A l’occasion de la première édition de ses Universités, le CRiP a commandité une étude sur le coût des cyberattaques en France au cabinet Asterès. Celui-ci l’évalue à 2 milliards d’euros annuel et relève d’autres chiffres qui interrogent.
Le cabinet a concentré ses efforts sur les intrusions informatiques, malwares et attaques par déni de services, écartant du périmètre de sa réflexion les purs sujets d’ingénieries sociales comme les arnaques au président, même si ceux-ci utilisent régulièrement des approches hybrides « outillées » par le numérique pour parvenir à leur fin. Pour son évaluation, le cabinet s’est à la fois appuyé sur une revue globale des autres études menées sur le sujet dans le monde, les ramenant aux réalités de l’économie française, et à une enquête menée directement auprès des 13 000 membres du CRiP, eux-mêmes.
L’Anssi ne verrait que 0,2% des attaques
« J’ai demandé la réalisation de cette étude suite à l’engouement des membres du CRiP réunis dans les groupes cybersécurité et résilience. Il y avait beaucoup d’appétence pour une enquête sur le périmètre précis de la France, ce qui est assez rare comme niveau d’observation. Nous venons de la présenter pour le lancement des universités lundi soir, car nous avons fait un important focus sur la cybersécurité cette année. Nous avons notamment fait venir des entreprises israéliennes et l’ancien directeurs des systèmes d’information de l’armée israélienne pour évoquer la question de la gestion de crise » explique Sylvie Roche, directrice du CRiP.
Le coût global de ces attaques réussies est impressionnant, mais il n’est pas en soi l’indicateur qui fera le plus réfléchir les membres du CRiP. Le cabinet Anterès amène en effet des constatations supplémentaires intéressantes en essayant de calculer un coût moyen pour une cyberattaque réussie, par rapport aux 385 000 évènements recensés en 2022. Ainsi, 43% des organisations toutes tailles confondues ont donc subi une moyenne de 4,3 cyberattaques au cours des douze derniers mois. D’après l’estimation du cabinet, les 831 attaques signalées à l’Agence nationale de la sécurité des systèmes d’information (Anssi) en 2022 ne représenteraient donc que 0,2% du volume total. A ce titre, le coût moyen estimé s’élèverait à 59 000 euros. Cela peut paraître faible, mais intègre en fait des différences extrêmes quand ce sont des organisations de grandes tailles qui sont touchées. Pour celles-ci, le coût peut en effet aller jusqu’à 10 millions d’euros, avec un coût moyen par attaque plus proche des 225 000 euros.

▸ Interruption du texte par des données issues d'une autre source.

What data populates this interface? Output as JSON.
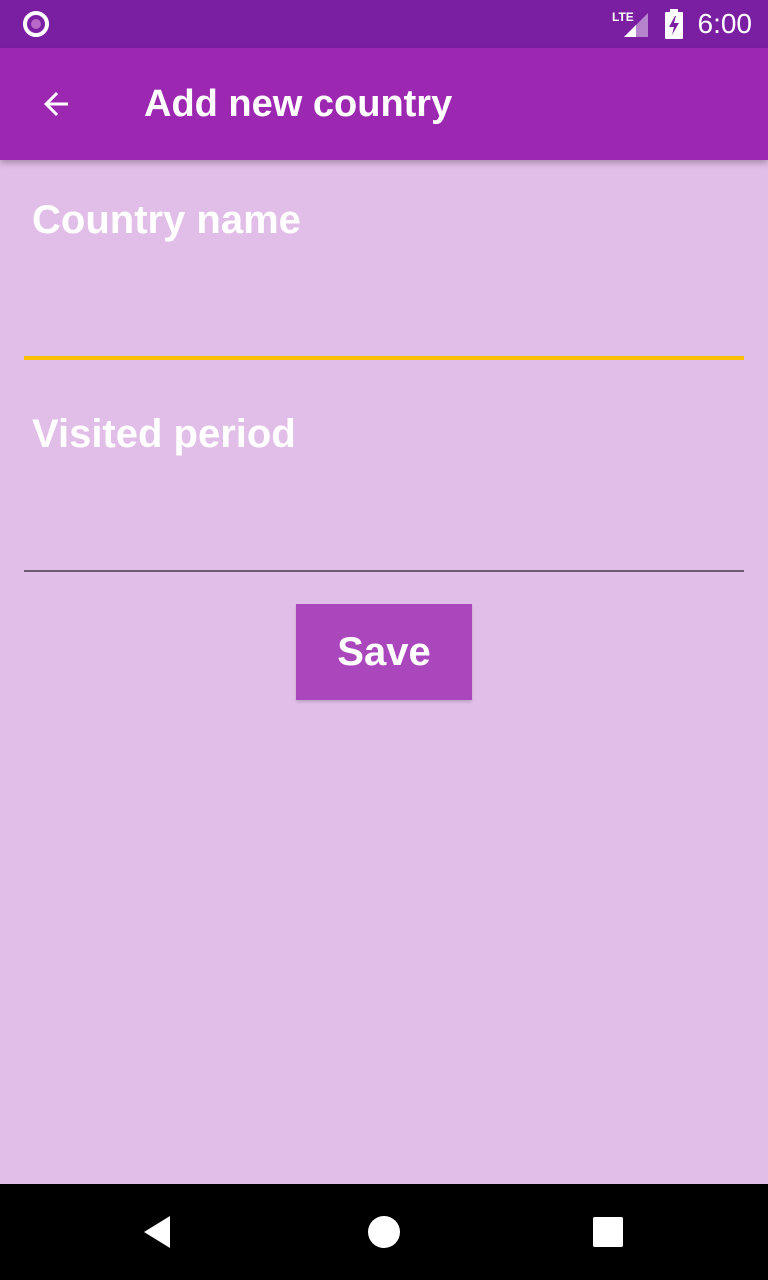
{
  "status_bar": {
    "time": "6:00",
    "network_label": "LTE",
    "icons": [
      "notification-circle-icon",
      "lte-signal-icon",
      "battery-charging-icon"
    ]
  },
  "app_bar": {
    "title": "Add new country",
    "back_icon": "arrow-back-icon"
  },
  "form": {
    "country_name": {
      "label": "Country name",
      "value": ""
    },
    "visited_period": {
      "label": "Visited period",
      "value": ""
    },
    "save_label": "Save"
  },
  "nav_bar": {
    "icons": [
      "back-triangle-icon",
      "home-circle-icon",
      "recents-square-icon"
    ]
  },
  "colors": {
    "status_bar": "#7b1fa2",
    "app_bar": "#9c27b0",
    "background": "#e1bee7",
    "accent": "#ffc107",
    "button": "#ab47bc"
  }
}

« Ce qui est marquant, c’est le consensus sur l’ampleur des cyberattaques et la taille des organisations qui sont touchées chaque année. Entre 45 et 60% ont déjà subi une attaque au cours des 12 derniers mois, de la PME au grand groupe, on reste toujours sur les mêmes ordres de grandeur » commente Guillaume Moukala Same, l’un des deux économistes auteur de l’étude Asterès.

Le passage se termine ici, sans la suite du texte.